Revisione del PIL statunitense, ai massimi degli ultimi tre anni - La revisione al rialzo del PIL statunitense del terzo trimestre ha portato il tasso di crescita annualizzato al 3,3%, un risultato che non si vedeva dal 2014 ma in un certo senso fuorviante, poiché quasi un quarto dell’espansione si deve alle scorte. Al netto di queste ultime, nel terzo trimestre l’economia è cresciuta del 2,5% su base annuale grazie agli investimenti societari, alle esportazioni e alle scorte del settore privato. Più moderata la dinamica dei consumi, che hanno segnato un +2,3%. Alla vigilia dei nuovi dati sul PIL, la Presidente della Federal Reserve Janet Yellen aveva detto che “l’espansione dell’economia è sempre più diffusa tra i diversi settori”. La revisione al rialzo ha dato una spinta sia al dollaro sia ai rendimenti sui Treasury.

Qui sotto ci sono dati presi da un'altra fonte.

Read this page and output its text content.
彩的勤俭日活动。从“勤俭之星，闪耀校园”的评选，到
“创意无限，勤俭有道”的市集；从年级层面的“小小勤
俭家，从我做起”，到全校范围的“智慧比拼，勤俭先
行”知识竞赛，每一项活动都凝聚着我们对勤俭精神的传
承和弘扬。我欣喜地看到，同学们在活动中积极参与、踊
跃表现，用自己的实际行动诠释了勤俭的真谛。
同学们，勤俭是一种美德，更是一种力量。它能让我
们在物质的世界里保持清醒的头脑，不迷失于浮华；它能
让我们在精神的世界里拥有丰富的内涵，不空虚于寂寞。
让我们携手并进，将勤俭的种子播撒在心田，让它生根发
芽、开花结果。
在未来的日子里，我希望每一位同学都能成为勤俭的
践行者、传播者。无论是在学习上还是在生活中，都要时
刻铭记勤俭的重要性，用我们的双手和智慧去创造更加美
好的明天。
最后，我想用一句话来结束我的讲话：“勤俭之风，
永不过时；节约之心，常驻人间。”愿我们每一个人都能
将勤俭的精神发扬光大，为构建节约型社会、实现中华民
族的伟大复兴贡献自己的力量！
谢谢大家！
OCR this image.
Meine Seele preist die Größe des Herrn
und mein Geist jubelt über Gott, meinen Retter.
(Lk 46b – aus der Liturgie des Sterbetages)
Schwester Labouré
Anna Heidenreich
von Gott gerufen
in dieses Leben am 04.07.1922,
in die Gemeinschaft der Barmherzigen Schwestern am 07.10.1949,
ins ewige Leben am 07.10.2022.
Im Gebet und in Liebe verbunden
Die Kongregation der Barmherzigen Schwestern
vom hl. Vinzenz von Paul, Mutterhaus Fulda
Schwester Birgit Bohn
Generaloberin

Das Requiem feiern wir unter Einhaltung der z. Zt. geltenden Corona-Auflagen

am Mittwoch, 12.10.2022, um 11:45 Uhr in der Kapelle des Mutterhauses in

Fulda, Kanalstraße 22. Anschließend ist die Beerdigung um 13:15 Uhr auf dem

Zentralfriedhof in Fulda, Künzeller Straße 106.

I produttori di greggio estendono i tagli a tutto il 2018 - Giovedì 30 novembre, l’OPEC e alcuni grandi produttori petroliferi, con la Russia in testa, hanno concordato un’estensione dei tagli alla produzione di greggio fino alla fine del 2018. Un gruppo di Paesi che pompa circa il 60% del greggio mondiale si è impegnato a non rendere disponibili sul mercato circa 1,8 milioni di barili al giorno, vale a dire quasi il 2% della produzione globale. Le quotazioni petrolifere statunitensi hanno guadagnato oltre il 30% dal giugno scorso e, per la prima volta da due anni a questa parte, si avvicinano alla soglia dei 60 dollari al barile. I produttori hanno però avvisato che al vertice previsto per il prossimo giugno potrebbero valutare se tali provvedimenti siano ancora necessari: è dunque possibile che il tetto alla produzione venga rimosso anzitempo qualora i partecipanti all'accordo dovessero concludere che il rialzo delle quotazioni stia beneficiando le società di shale oil americane a scapito dei Paesi che stanno facendosi carico dei tagli.